Latitude: 56.3418 / 56°20'30"N
Longitude: -2.7977 / 2°47'51"W
OS Eastings: 350789
OS Northings: 716890
OS Grid: NO507168
Mapcode National: GBR 2R.4FD6
Mapcode Global: WH7S0.0V2P
Plus Code: 9C8V86R2+PW
Entry Name: The New Picture House, 117 North Street
Listing Name: 117 North Street, the New Picture House
Listing Date: 2 June 2008
Category: B
Source: Historic Scotland
Source ID: 399932
Historic Scotland Designation Reference: LB51110
Building Class: Cultural
Also known as: NPH
The New Picture House
ID on this website: 200399932
Location: St Andrews
County: Fife
Town: St Andrews
Electoral Ward: St Andrews
Traditional County: Fife
Tagged with: Cinema
Gillespie and Scott, 1931; minor alterations also by Gillespie and Scott 1936 and 1960. Unusual small cinema, now (2007) with 3 screens, retaining much fine original interior decorative detail including watercolour panels by local artist Ada Walker. Modern bow-fronted auditorium and inner foyer with Art Deco references fronted by Classical arcaded loggia projecting from East Neuk vernacular façade of red pantiled crowstepped gable and low swept roof bay slotted into earlier terrace. Harl, dry-dash and red brick with ashlar dressings. Keystoned roundheaded openings to street elevation.
FURTHER DESCRIPTION: principal elevation to N comprising loggia projecting over footpath, deep set doorway of 3 2-leaf part-glazed redwood doors with large roundheaded bipartite window in gable above. Small single storey wing to left with altered shop front and pend entrance at outer left. 2 tall square-plan towers flank slightly lower 3-stage semicircular tower (just visible from street) with tall stair window and horizontal band courses linking long foyer with rectangular-plan auditorium.
INTERIOR: good original classical decorative scheme retained in auditorium with vaulted ceiling, decorative plasterwork including delicate swags punctuated by fine watercolours of local scenes, and proscenium arch with cartouche lettering 'NPH'; balcony enlarged. Long outer foyer now with island paybox and Doric columns leading to circular inner foyer.
Largely multi-pane glazing patterns in timber and metal windows. Red clay pantiles to street elevations.
The New Picture House is a little-altered cinema in an unusual, and possibly unique, marriage of styles created to sit within a traditional St Andrews streetscape without compromising the comfort and technical excellence expected by the discerning cinema-going public of the inter-war period which became known as "the long weekend" (McKean, p61).
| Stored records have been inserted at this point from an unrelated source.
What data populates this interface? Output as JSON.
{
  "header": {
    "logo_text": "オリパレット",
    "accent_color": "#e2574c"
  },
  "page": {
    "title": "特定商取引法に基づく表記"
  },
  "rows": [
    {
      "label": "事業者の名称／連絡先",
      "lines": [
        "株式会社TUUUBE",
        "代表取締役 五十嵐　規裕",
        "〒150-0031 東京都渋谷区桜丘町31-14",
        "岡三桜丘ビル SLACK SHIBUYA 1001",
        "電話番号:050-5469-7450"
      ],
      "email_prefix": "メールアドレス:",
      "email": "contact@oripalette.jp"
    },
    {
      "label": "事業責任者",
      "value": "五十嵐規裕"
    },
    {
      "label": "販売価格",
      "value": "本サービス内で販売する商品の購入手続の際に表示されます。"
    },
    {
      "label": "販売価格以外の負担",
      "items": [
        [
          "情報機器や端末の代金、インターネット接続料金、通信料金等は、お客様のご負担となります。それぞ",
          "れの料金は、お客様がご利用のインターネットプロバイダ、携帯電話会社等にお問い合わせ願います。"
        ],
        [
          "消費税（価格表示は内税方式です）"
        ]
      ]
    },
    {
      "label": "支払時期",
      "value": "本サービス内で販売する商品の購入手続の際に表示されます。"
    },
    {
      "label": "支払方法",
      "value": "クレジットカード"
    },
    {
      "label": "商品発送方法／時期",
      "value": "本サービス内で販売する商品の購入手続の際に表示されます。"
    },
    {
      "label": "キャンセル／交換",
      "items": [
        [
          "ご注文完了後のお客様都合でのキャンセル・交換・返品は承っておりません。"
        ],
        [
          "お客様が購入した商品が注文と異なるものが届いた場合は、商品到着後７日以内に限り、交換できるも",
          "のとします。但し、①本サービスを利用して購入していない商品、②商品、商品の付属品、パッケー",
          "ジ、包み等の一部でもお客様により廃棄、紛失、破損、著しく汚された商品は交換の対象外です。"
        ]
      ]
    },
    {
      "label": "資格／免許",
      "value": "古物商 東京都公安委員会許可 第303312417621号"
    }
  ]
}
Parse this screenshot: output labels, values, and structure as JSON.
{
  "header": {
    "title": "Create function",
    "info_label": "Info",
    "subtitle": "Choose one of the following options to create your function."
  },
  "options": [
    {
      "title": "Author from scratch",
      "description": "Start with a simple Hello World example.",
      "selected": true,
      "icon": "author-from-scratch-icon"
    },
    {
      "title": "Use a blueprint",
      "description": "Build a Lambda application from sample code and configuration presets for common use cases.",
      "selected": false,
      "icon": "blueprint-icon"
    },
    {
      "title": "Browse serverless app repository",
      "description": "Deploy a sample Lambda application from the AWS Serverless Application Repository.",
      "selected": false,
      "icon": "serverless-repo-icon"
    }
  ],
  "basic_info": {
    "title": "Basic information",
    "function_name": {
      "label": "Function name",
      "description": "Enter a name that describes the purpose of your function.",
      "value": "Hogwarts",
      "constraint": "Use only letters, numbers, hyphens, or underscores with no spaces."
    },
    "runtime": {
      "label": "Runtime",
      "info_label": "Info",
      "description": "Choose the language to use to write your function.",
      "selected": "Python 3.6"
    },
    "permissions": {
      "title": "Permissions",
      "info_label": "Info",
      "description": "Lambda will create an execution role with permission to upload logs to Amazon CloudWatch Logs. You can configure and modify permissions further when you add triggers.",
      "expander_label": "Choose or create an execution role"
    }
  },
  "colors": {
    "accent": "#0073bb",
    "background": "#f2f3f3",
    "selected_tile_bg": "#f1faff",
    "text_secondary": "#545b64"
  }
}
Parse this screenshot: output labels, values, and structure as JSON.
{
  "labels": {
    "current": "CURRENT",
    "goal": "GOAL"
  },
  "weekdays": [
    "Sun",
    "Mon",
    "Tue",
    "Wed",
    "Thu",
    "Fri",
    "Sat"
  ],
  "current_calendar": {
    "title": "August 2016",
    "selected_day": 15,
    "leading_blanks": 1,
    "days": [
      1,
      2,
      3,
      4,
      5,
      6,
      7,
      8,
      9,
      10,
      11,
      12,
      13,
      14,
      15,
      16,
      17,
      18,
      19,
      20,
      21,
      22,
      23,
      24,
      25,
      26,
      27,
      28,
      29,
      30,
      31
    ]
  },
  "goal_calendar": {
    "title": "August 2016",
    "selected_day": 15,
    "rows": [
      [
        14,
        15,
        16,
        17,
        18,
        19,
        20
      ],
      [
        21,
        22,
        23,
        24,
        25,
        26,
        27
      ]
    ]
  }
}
The Classical detailing of the loggia is reflected in the very fine auditorium, while the Art Deco modernity, lending massing and scale to the structure, is discreetly positioned but obvious to those who wish to see, behind the pantiles and crowsteps. Watercolour panels in the interior depict local scenes, such as the Cathedral and Castle as well as the cinema itself. St Andrews-based artist Ada Hill Walker (1879-1955) was the youngest sister of William Hill Walker of Walker & Pride architects. The emphasis at the New Picture House is on distinct local identity and this is very rare in cinema design of the 1930s.
The New Picture House was so named owing to the existence in St Andrews of another cinema, The Cinema House, which had opened in 1913 and was demolished in the early 1980s. Local architects James Gillespie and Scott, based at 4 Queens Gardens in St Andrews, worked prolifically in the area and their work characteristically takes note of the area's vernacular character. When first built, The New Picture House had a first floor café which is now (2007) sublet as a bar/restaurant and accessed from a new entrance to the west of the cinema entrance. Other changes include the addition a of second screen in 1980, and third screen in 2001. In 2005 the balcony was extended to accommodate luxury seating, and the two watercolour panels from the original balcony front were framed and hung elsewhere within the building.
Assessed as part of the Cinema Thematic Study 2007-08.